Shell Puts Geelong Refinery on Market
04.04.2013 - NEWS

April 04, 2013 [Sydney Morning Herald] - Petroleum giant Shell has announced that its Geelong refinery is for sale. Shell's downstream vice president Andrew Smith said if a buyer cannot be found, the refinery could be converted into a fuel import terminal.


Speaking shortly after 11.30am on Thursday, Mr Smith said the decision to divest or close the asset, which has been operating for almost 60 years, was not easy.

Mr Smith said he wanted the sale process to completed by 2014. ”Shell is committed to a timely sale process …  it is difficult to predict the outcome and timing,” he said.

”If a sale on agreeable terms cannot be reached there are options available, this could include converting the refinery into an import terminal.”The Geelong refinery employs close to 470 people, and many of those jobs would be lost if the site was converted into an import terminal.

Employee numbers reduced by about 80 per cent when Shell converted the Clyde refinery into an import terminal.

Mr Smith was reluctant to speculate on the number of jobs that would be lost under the conversion to an import terminal, saying he hoped to find a buyer who would want to continue operating at Geelong.

He said any new buyer would be bound by the workplace agreements in place, and that Shell was committed to keepings its workers informed and providing counselling services.

When asked if Shell had sought government funding assistance to continue operating, Mr Smith said; ‘‘We don’t believe that financial assistance from the government is appropriate.’’

The threat to turn Geelong into an import refinery echoes similar decisions made by the company and its rivals in recent years at other refineries around Australia.

Over the past two years Shell has closed refining operations at Sydney’s Clyde refinery and converted it into an import terminal for petroleum products made overseas.
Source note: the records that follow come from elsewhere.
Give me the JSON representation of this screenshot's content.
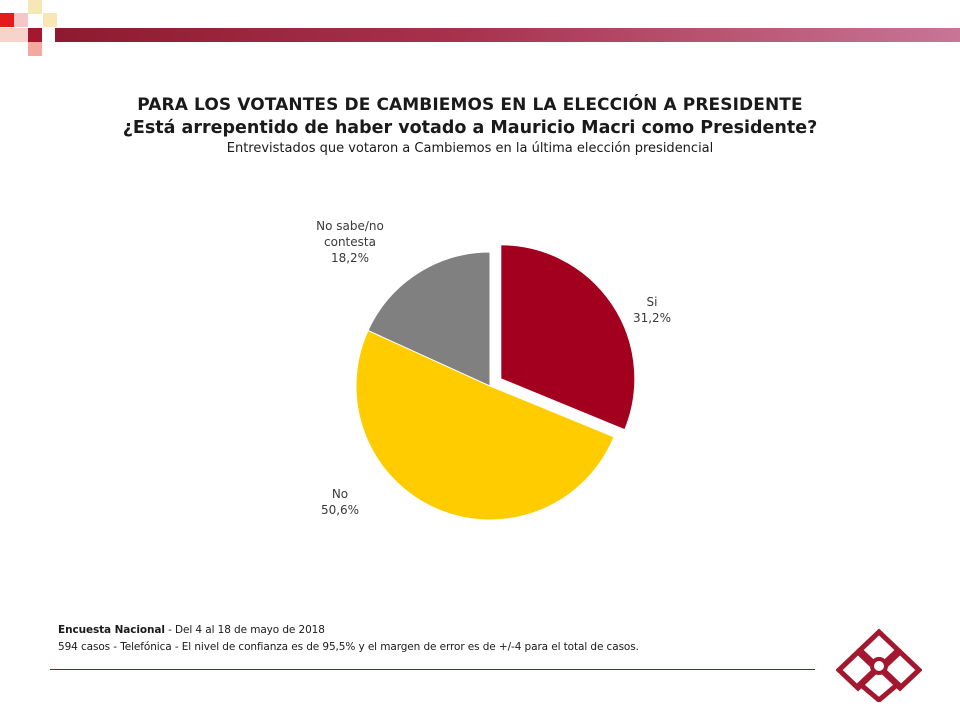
{
  "header": {
    "title": "PARA LOS VOTANTES DE CAMBIEMOS EN LA ELECCIÓN A PRESIDENTE",
    "subtitle": "¿Está arrepentido de haber votado a Mauricio Macri como Presidente?",
    "subsubtitle": "Entrevistados que votaron a Cambiemos en la última elección presidencial"
  },
  "chart_data": {
    "type": "pie",
    "slices": [
      {
        "label": "Si",
        "value": 31.2,
        "value_label": "31,2%",
        "color": "#a3001f",
        "exploded": true
      },
      {
        "label": "No",
        "value": 50.6,
        "value_label": "50,6%",
        "color": "#ffcc00",
        "exploded": false
      },
      {
        "label": "No sabe/no contesta",
        "value": 18.2,
        "value_label": "18,2%",
        "color": "#808080",
        "exploded": false
      }
    ]
  },
  "footer": {
    "survey_name": "Encuesta Nacional",
    "survey_dates": " - Del 4 al 18 de mayo de 2018",
    "cases": "594 casos - Telefónica",
    "confidence_note": " - El nivel de confianza es de 95,5% y el margen de error es de +/-4 para el total de casos."
  },
  "colors": {
    "brand": "#8e1a30",
    "si": "#a3001f",
    "no": "#ffcc00",
    "ns_nc": "#808080"
  }
}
Rival Caltex has been facing the same pressures and recently announced the Kurnell refinery in Sydney will also change to become an import terminal. Australia’s fleet of ageing oil refineries have been enduring a painful period as they try to compete against much larger and cheaper oil refineries in Asia, who can sell their products into Australia cheaper than it can be made here.

”I can’t speculate about who the likely buyers may be… we have sold other refineries before, and there are people who have different portfolios and views of the future,” Mr Smith said.